Typically, the down payment loan will not a secured loan. Therefore, you can expect to pay a higher interest rates and be forced to accept a pretty rapid down payment plan.

In some cases, if the equity of the house is large enough, you might be able to use the home as collateral even for the down payment loan. Even with this collateral, you can expect the down payment loan to come with a higher interest rate than the standard mortgage loan, simply because of the higher risk to the lender. By allowing you to borrow more money, the lender is placing themselves at higher risk for the market value of your home dropping below what you owe the lender.

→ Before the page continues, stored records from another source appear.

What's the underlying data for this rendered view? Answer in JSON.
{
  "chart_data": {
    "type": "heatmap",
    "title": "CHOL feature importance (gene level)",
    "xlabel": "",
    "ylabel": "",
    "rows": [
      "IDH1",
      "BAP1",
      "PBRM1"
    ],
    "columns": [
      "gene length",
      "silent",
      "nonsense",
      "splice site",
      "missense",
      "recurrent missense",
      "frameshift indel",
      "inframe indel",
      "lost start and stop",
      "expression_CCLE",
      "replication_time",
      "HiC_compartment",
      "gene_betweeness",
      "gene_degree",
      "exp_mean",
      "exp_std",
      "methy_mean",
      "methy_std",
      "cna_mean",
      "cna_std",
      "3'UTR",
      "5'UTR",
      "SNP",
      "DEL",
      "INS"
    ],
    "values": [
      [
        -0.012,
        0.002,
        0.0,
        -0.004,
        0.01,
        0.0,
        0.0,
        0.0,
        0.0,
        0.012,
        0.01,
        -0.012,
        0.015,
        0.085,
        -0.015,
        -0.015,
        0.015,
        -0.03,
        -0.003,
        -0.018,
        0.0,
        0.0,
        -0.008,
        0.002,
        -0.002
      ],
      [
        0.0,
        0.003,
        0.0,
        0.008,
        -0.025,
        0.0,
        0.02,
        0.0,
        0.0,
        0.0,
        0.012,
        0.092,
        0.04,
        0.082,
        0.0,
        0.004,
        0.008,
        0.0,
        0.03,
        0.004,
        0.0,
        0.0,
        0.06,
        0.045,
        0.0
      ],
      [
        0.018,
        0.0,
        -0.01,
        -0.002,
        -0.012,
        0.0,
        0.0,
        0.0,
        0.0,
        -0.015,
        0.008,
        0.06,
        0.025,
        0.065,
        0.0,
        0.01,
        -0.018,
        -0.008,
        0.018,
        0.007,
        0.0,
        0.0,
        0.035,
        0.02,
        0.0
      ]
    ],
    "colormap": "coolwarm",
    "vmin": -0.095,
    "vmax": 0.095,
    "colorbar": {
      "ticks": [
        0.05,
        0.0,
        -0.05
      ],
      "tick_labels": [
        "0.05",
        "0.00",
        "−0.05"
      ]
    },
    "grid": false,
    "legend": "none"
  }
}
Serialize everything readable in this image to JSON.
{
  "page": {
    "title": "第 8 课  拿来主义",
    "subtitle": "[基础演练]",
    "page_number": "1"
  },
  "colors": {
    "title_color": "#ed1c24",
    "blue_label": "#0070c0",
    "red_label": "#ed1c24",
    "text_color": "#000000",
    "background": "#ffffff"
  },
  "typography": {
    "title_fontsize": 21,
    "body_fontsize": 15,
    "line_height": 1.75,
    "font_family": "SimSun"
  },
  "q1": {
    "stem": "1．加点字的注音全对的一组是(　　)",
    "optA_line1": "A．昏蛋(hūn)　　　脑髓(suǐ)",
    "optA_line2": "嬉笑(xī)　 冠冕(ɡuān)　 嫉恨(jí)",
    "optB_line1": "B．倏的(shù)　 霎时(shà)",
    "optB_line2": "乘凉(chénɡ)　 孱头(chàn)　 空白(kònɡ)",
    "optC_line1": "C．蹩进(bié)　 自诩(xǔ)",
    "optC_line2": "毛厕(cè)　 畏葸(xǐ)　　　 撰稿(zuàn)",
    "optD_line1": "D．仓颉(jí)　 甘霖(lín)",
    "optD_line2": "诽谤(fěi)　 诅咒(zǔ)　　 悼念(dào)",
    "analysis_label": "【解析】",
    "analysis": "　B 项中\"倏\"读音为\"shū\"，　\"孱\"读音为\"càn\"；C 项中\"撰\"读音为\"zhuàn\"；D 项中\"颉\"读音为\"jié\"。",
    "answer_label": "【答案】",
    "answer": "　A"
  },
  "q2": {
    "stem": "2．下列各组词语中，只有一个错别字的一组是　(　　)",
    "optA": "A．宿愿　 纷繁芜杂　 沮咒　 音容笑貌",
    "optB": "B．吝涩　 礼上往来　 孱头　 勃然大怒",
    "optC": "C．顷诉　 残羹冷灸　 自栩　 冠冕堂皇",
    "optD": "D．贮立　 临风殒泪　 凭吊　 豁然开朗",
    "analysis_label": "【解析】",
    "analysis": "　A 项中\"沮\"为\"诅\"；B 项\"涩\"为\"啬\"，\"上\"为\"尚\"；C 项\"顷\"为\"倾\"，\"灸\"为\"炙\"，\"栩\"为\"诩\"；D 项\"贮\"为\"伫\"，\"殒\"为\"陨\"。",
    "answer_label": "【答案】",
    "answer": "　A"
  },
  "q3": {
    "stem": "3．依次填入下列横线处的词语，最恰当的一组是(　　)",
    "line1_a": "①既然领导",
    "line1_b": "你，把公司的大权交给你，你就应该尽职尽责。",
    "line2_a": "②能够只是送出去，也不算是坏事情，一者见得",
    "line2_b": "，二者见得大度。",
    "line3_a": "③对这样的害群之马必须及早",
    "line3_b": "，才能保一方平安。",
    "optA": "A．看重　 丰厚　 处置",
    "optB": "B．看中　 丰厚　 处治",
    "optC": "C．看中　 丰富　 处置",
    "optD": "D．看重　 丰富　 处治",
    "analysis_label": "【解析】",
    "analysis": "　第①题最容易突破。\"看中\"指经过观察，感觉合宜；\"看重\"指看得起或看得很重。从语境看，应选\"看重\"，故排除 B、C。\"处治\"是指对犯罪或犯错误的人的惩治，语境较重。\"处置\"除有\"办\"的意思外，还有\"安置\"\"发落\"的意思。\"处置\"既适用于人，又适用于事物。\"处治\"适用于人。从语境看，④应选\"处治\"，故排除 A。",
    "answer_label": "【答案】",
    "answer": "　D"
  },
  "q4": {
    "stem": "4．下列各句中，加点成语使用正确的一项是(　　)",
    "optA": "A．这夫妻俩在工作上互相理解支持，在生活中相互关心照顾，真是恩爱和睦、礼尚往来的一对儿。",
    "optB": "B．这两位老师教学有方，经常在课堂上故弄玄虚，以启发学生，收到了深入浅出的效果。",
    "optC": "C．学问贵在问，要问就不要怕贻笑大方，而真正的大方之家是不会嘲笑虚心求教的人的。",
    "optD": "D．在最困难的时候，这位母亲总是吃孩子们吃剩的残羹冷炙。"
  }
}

If your home increases in market value over time, you might be able to renegotiate the interest rate on your down payment loan, since there will now be a bigger margin between the amount owed and the value of the collateral. This is especially true of you have been making substantial down payments on your debt or if the market value of your home has increased sharply. In some cases, the lender will agree to turn the standard mortgage loan and the down payment loan into one unified standard mortgage loan.

Using two different lenders

If you are offered a down payment loan from the lender that provides you with your standard mortgage loan, you should always explore other options before you agree. In some situations, going with another lender for the down payment loan will be more beneficial. You are also likely to be able to negotiate a better deal if you can show that you have other options when it comes to financing the down payment.

Instead of a down payment loan: The down payment grant

In the United States, certain federal, state and local down payment grant programs are available to help home buyers who need to come up with money for a down payment. A grant is a gift and not a loan; it doesn’t have to be repaid as long as you fulfil the requirements of the grant.

Some programs can provide you with the whole sum needed for the down payment, while others only provide a certain part of it, e.g. 50%.

The rules of eligibility vary between the different programs. Some are only available to low income groups, while others reach moderate income groups as well.

Many programs only help first-time home buyers.

There is often a cap for how expensive the home can be, especially in relation to other homes in the region.

One example of a down payment grant program is the American Dream Down Payment Initiative, which is funded by the federal government.

FHA down payment loan insurance

If you are struggling to find a lender willing to lend you money (for a down payment) with reasonable terms and conditions, the Federal Housing Administration (FHA) might be able to help, especially if you are a first-time home buyer.

Normally, the FHA doesn’t lend money directly. Instead, it runs programs where it provides loan insurance.

It works like this:

  • You apply for a lone from one of the many FHA-approved lenders.
  • The FHA assumes all or part of the risk of you not paying back the loan. This makes the lender more willing to lend you money, and to do it at a reasonable interest rate level.

The FDA will normally not provide insurance for a down payment loan that covers 100% of your down payment. Instead, they will ask you to come up with at least 3.5% of the purchase price on your own. Then, you can borrow the rest of the money required for the down payment.

Important: Depending on circumstances, you may also be eligible for an FDA-insured closing cost loan of up to 6% of the purchase price.